Despite the rapid growth in recent years, the combined area of rare diseases remains underserved; about 97% of all rare diseases still lack approved pharmaceuticals.
Developing a pharmaceutical product with orphan drug designation presents a series of advantages, including the possibility of free of charge advice from e.g. the US authorities Food and Drug Administration (FDA) or the European Medicines Agency (EMA) on the development program and lower registration fees when applying for approval.
The average cost of taking an orphan drug through a Phase III program is approximately half the cost of developing a pharmaceutical product that does not target a rare disease. In addition, regulatory advice and support throughout the development process is higher and the median time for filing to approval with the FDA is also, on average, three months shorter for orphan drugs compared to other pharmaceutical products.
Orphan disease populations (as required for such designation) have slightly different definitions depending on geography:
- US: Prevalence <200,000 patients (<6 in 10,000 based on US population of 314 million)
- EU: Prevalence <250,000 patients, (<5 in 10,000 based on EU population of 507 million)
- Japan: Prevalence <50,000 patients (<4 in 10,000 based on Japan population of 128 million)
Overview of the orphan drug market
The orphan drug market has shown significant growth over the last couple of years, and in 2016, orphan drug sales increased by 12.2 percent year-on-year and reached USD 114 billion, according to Evaluate Pharma. In comparison, overall prescription drug sales (excluding generics) grew by 2.8 percent during the same period, and amounted in 2016 to a total of USD 692 billion.
Sales of orphan drug are expected to almost double between 2016 and 2022 to USD 209 billion by 2022 (CAGR 2017 to 2022: +11.1%). Excluding generics, orphan drugs are set to be 21.4% of worldwide prescription sales by 2022. This rapid growth and current willingness of payers to accept the huge price tags are two main reasons why the sector has become more and more attractive to some of the industry’s biggest players. In fact, seven of the top 10 companies by orphan drug sales are global industry players.

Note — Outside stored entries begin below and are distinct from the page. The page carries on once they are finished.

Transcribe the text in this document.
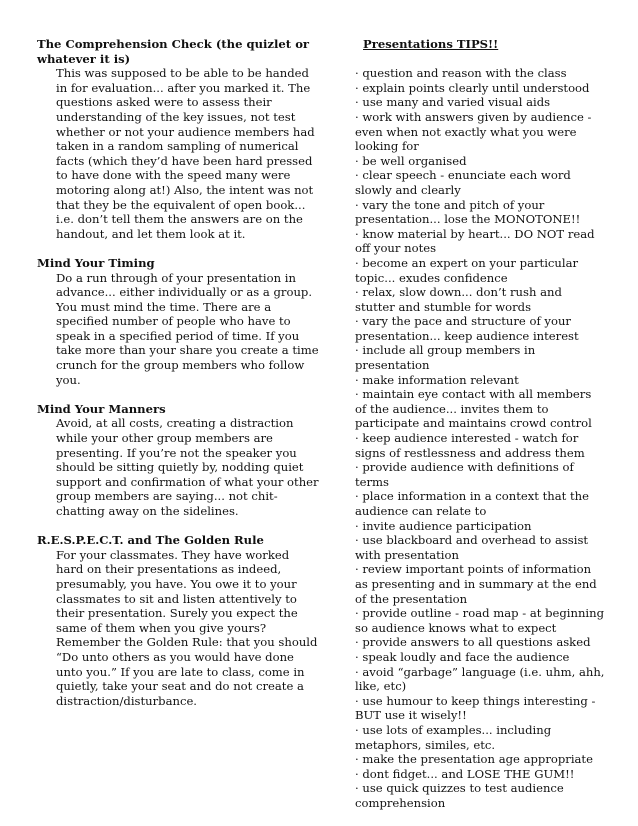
The Comprehension Check (the quizlet or whatever it is)

This was supposed to be able to be handed in for evaluation... after you marked it. The questions asked were to assess their understanding of the key issues, not test whether or not your audience members had taken in a random sampling of numerical facts (which they’d have been hard pressed to have done with the speed many were motoring along at!) Also, the intent was not that they be the equivalent of open book... i.e. don’t tell them the answers are on the handout, and let them look at it.

Mind Your Timing

Do a run through of your presentation in advance... either individually or as a group. You must mind the time. There are a specified number of people who have to speak in a specified period of time. If you take more than your share you create a time crunch for the group members who follow you.

Mind Your Manners

Avoid, at all costs, creating a distraction while your other group members are presenting. If you’re not the speaker you should be sitting quietly by, nodding quiet support and confirmation of what your other group members are saying... not chit-chatting away on the sidelines.

R.E.S.P.E.C.T. and The Golden Rule

For your classmates. They have worked hard on their presentations as indeed, presumably, you have. You owe it to your classmates to sit and listen attentively to their presentation. Surely you expect the same of them when you give yours? Remember the Golden Rule: that you should “Do unto others as you would have done unto you.” If you are late to class, come in quietly, take your seat and do not create a distraction/disturbance.

Presentations TIPS!!

· question and reason with the class

· explain points clearly until understood

· use many and varied visual aids

· work with answers given by audience - even when not exactly what you were looking for

· be well organised

· clear speech - enunciate each word slowly and clearly

· vary the tone and pitch of your presentation... lose the MONOTONE!!

· know material by heart... DO NOT read off your notes

· become an expert on your particular topic... exudes confidence

· relax, slow down... don’t rush and stutter and stumble for words

· vary the pace and structure of your presentation... keep audience interest

· include all group members in presentation

· make information relevant

· maintain eye contact with all members of the audience... invites them to participate and maintains crowd control

· keep audience interested - watch for signs of restlessness and address them

· provide audience with definitions of terms

· place information in a context that the audience can relate to

· invite audience participation

· use blackboard and overhead to assist with presentation

· review important points of information as presenting and in summary at the end of the presentation

· provide outline - road map - at beginning so audience knows what to expect

· provide answers to all questions asked

· speak loudly and face the audience

· avoid “garbage” language (i.e. uhm, ahh, like, etc)

· use humour to keep things interesting - BUT use it wisely!!

· use lots of examples... including metaphors, similes, etc.

· make the presentation age appropriate

· dont fidget... and LOSE THE GUM!!

· use quick quizzes to test audience comprehension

The growth of the worldwide orphan drug market also indicates that governments’ initiatives have been successful. It also reflects the fact that advances within research and development have strengthened pharmaceutical companies’ ability to develop treatments for rare diseases.
Differentiating factors for orphan drugs
There are several forces driving the growing sales of orphan drugs. Overall development cost is typically lower than with non-orphan indications due to the smaller size of clinical studies. Given the high unmet need in rare diseases, the often-limited treatment options, and the limited impact on the overall pharmacoeconomic environment, pricing is relatively high.
This is reflected by a more than four-fold annual cost per patient for orphan drugs compared to non-orphan drugs. Average pricing for orphan drugs in the US is currently established at USD 140,443 per patient per year, compared with USD 27,756 for a non-orphan, according to Evaluate Pharma.
Also, due to the relatively small number of patients affected by a rare disease, these patients are often cared for by a relatively small number of specialist physicians at a relatively small number of hospitals/sites per country rendering it possible to effectively target these physicians with a relatively small sales and marketing organization.
Orphan drugs also benefit from financial incentives such as market exclusivity, which is seven and ten years from approval in the US and EU, respectively. Moreover, orphan drugs also appear to have a higher likelihood of approval (“LOA”), i.e. probability of the drug reaching the market, than the average drug. According to Monocl Strategy Services, more than 25% of all orphan drugs go all the way from clinical Phase I studies to market launch compared to less than 10% success rate for other drug projects.